I also have concerns about whether Mr. Haynes has always in the past been straightforward with Congress, with the American people, and with me. Mr. Haynes wrote a letter to me on June 25, 2003 in response to a letter I had sent to then-National Security Advisor Condoleeza Rice. In his letter, Mr. Haynes wrote that, under Article 16 of the Convention Against Torture, "the United States also has an obligation to 'undertake ... to prevent other acts of cruel, inhuman, or degrading treatment or punishment which do not amount to torture.'" He defined "cruel, inhuman, or degrading treatment" as that treatment or punishment prohibited by the Fifth, Eighth or Fourteenth Amendments to our constitution and said, "United States policy is to treat all detainees and conduct all interrogations, wherever they may occur, in a manner consistent with this commitment."

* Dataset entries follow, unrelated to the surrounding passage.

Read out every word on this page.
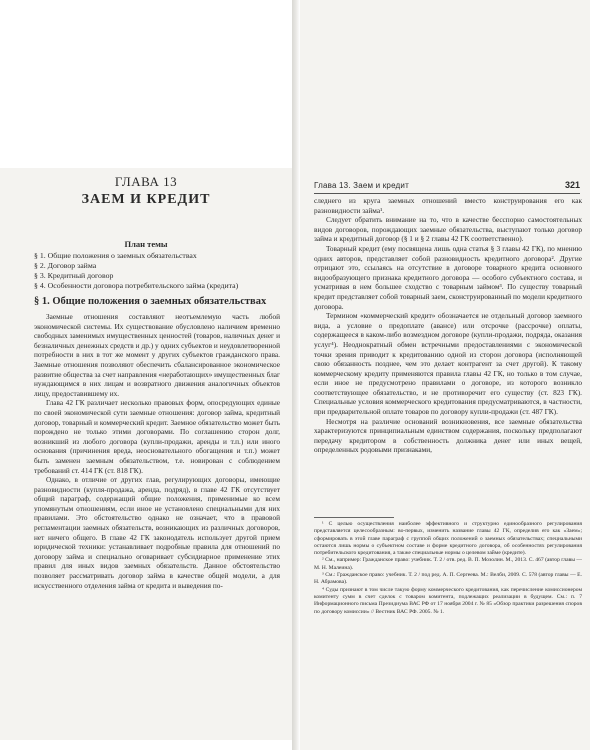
ГЛАВА 13
ЗАЕМ И КРЕДИТ
План темы
§ 1. Общие положения о заемных обязательствах
§ 2. Договор займа
§ 3. Кредитный договор
§ 4. Особенности договора потребительского займа (кредита)
§ 1. Общие положения о заемных обязательствах

Заемные отношения составляют неотъемлемую часть любой экономической системы. Их существование обусловлено наличием временно свободных заменимых имущественных ценностей (товаров, наличных денег и безналичных денежных средств и др.) у одних субъектов и неудовлетворенной потребности в них в тот же момент у других субъектов гражданского права. Заемные отношения позволяют обеспечить сбалансированное экономическое развитие общества за счет направления «неработающих» имущественных благ нуждающимся в них лицам и возвратного движения аналогичных объектов лицу, предоставившему их.

Глава 42 ГК различает несколько правовых форм, опосредующих единые по своей экономической сути заемные отношения: договор займа, кредитный договор, товарный и коммерческий кредит. Заемное обязательство может быть порождено не только этими договорами. По соглашению сторон долг, возникший из любого договора (купли-продажи, аренды и т.п.) или иного основания (причинения вреда, неосновательного обогащения и т.п.) может быть заменен заемным обязательством, т.е. новирован с соблюдением требований ст. 414 ГК (ст. 818 ГК).

Однако, в отличие от других глав, регулирующих договоры, имеющие разновидности (купля-продажа, аренда, подряд), в главе 42 ГК отсутствует общий параграф, содержащий общие положения, применимые ко всем упомянутым отношениям, если иное не установлено специальными для них правилами. Это обстоятельство однако не означает, что в правовой регламентации заемных обязательств, возникающих из различных договоров, нет ничего общего. В главе 42 ГК законодатель использует другой прием юридической техники: устанавливает подробные правила для отношений по договору займа и специально оговаривает субсидиарное применение этих правил для иных видов заемных обязательств. Данное обстоятельство позволяет рассматривать договор займа в качестве общей модели, а для искусственного отделения займа от кредита и выведения по-

Глава 13. Заем и кредит	321

следнего из круга заемных отношений вместо конструирования его как разновидности займа¹.

Следует обратить внимание на то, что в качестве бесспорно самостоятельных видов договоров, порождающих заемные обязательства, выступают только договор займа и кредитный договор (§ 1 и § 2 главы 42 ГК соответственно).

Товарный кредит (ему посвящена лишь одна статья § 3 главы 42 ГК), по мнению одних авторов, представляет собой разновидность кредитного договора². Другие отрицают это, ссылаясь на отсутствие в договоре товарного кредита основного видообразующего признака кредитного договора — особого субъектного состава, и усматривая в нем большее сходство с товарным займом³. По существу товарный кредит представляет собой товарный заем, сконструированный по модели кредитного договора.

Термином «коммерческий кредит» обозначается не отдельный договор заемного вида, а условие о предоплате (авансе) или отсрочке (рассрочке) оплаты, содержащееся в каком-либо возмездном договоре (купли-продажи, подряда, оказания услуг⁴). Неоднократный обмен встречными предоставлениями с экономической точки зрения приводит к кредитованию одной из сторон договора (исполняющей свою обязанность позднее, чем это делает контрагент за счет другой). К такому коммерческому кредиту применяются правила главы 42 ГК, но только в том случае, если иное не предусмотрено правилами о договоре, из которого возникло соответствующее обязательство, и не противоречит его существу (ст. 823 ГК). Специальные условия коммерческого кредитования предусматриваются, в частности, при предварительной оплате товаров по договору купли-продажи (ст. 487 ГК).

Несмотря на различие оснований возникновения, все заемные обязательства характеризуются принципиальным единством содержания, поскольку предполагают передачу кредитором в собственность должника денег или иных вещей, определенных родовыми признаками,

¹ С целью осуществления наиболее эффективного и структурно единообразного регулирования представляется целесообразным: во-первых, изменить название главы 42 ГК, определив его как «Заем»; сформировать в этой главе параграф с группой общих положений о заемных обязательствах; специальными остаются лишь нормы о субъектном составе и форме кредитного договора, об особенностях регулирования потребительского кредитования, а также специальные нормы о целевом займе (кредите).

² См., например: Гражданское право: учебник. Т. 2 / отв. ред. В. П. Мозолин. М., 2013. С. 467 (автор главы — М. Н. Малеина).

³ См.: Гражданское право: учебник. Т. 2 / под ред. А. П. Сергеева. М.: Велби, 2009. С. 578 (автор главы — Е. Н. Абрамова).

⁴ Суды признают в том числе такую форму коммерческого кредитования, как перечисление комиссионером комитенту сумм в счет сделок с товаром комитента, подлежащих реализации в будущем. См.: п. 7 Информационного письма Президиума ВАС РФ от 17 ноября 2004 г. № 85 «Обзор практики разрешения споров по договору комиссии» // Вестник ВАС РФ. 2005. № 1.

I found that letter reassuring, as did many others. Press reports suggest, though, that when Mr. Haynes sent that letter to me, the Department of Defense had recently approved many harsh interrogation techniques and had adopted a working group report presenting a flawed legal justification for cruel treatment of detainees. Indeed, press accounts suggest that as recently as late last year, Mr. Haynes helped to defeat a proposal that would have made it official Department of Defense policy that detainees be treated in accordance with Common Article Three of the Geneva conventions, barring cruel, inhumane, and degrading treatment. It is of great concern to me if Mr. Haynes made reassuring statements to Members of Congress, while pursuing a very different policy.